Sacrificing security for usability: security flaw in Windows 7 beta (w. proof of concept) - mixmax
http://www.istartedsomething.com/20090130/uac-security-flaw-windows-7-beta-proof/

======
kwamenum86
there goes mt renewed confidence in microsoft

------
GrandMasterBirt
The problem is a tough problem. Its not MS. The goal is to prevent malicious
code from tampering with a stupid user's machine.

Now what would be the ideal solution is: To open the UAC panel the user MUST
type in their administrative password. After that all is fair. Sort of like
what linux does to be able to configure, just need the root password.

After that don't notify of "my" security changes, just other programs making
it. When it is critical then force the user to enter the admin password.

Knowing MS users though, they would say "wtf, windows is making me enter admin
passwords?" and leave it to apple to make fun of that.
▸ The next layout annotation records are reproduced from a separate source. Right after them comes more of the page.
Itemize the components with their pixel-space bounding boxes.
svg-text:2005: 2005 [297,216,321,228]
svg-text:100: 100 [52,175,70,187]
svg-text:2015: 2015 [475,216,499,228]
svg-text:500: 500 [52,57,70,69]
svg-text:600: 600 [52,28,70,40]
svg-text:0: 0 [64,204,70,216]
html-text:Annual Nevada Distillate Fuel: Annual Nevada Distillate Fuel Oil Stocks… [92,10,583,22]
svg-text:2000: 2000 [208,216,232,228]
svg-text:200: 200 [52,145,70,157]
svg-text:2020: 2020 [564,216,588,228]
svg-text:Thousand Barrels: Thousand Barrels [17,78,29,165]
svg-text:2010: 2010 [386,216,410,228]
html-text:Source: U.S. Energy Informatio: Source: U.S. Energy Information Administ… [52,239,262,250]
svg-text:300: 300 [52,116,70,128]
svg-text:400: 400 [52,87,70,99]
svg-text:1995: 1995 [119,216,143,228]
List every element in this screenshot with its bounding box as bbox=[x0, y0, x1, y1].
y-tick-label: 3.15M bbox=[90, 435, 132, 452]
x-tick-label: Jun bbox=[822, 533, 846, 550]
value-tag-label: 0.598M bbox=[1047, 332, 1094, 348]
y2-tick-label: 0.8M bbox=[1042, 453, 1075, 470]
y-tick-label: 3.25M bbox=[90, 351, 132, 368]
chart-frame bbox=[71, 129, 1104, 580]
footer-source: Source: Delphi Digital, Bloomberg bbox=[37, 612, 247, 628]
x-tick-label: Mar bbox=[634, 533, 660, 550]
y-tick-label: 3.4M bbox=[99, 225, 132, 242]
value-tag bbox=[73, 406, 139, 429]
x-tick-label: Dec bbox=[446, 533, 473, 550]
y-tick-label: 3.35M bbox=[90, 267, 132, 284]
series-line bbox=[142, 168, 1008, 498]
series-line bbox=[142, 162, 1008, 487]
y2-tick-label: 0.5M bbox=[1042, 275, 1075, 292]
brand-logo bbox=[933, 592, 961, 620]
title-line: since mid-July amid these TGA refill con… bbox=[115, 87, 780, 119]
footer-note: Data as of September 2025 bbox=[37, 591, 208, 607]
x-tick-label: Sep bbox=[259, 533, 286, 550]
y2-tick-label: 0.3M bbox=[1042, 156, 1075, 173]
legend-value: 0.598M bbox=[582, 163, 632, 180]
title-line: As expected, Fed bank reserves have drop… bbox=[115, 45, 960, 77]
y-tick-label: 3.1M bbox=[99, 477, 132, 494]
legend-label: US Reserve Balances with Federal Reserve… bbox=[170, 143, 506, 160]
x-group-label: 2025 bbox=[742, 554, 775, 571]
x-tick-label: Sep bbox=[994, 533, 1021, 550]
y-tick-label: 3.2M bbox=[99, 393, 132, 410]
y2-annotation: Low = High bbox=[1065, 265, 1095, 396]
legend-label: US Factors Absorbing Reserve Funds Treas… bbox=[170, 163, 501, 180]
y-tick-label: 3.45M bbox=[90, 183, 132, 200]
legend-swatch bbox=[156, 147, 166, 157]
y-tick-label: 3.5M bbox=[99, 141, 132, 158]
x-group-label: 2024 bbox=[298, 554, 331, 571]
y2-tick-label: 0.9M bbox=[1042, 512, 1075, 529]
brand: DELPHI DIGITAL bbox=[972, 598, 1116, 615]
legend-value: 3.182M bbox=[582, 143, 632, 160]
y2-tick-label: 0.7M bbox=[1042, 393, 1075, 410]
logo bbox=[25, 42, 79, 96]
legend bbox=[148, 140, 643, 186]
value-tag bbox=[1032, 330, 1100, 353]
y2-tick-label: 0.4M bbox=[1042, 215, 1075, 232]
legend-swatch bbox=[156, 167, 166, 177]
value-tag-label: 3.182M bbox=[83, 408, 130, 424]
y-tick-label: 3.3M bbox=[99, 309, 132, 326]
Then you realize mac
does the same thing: Need admin password? Ask for it! Need it again? Ask
again!

Why can't ms just force an admin password and to make changes like that ask
for the admin password with big sparkly things saying "if you enter this, the
program can stick a stick up your pooper and you will be fucked, so you better
trust this program or turn back now you damn idiot!"

Actually MS is being innovative by allowing things to happen, but asking for
passwords or notifications only when it is deemed absolutely 100% necessary. I
would say MS is more innovative than anyone else by trying such things, or
they are too fucking lazy to implement root.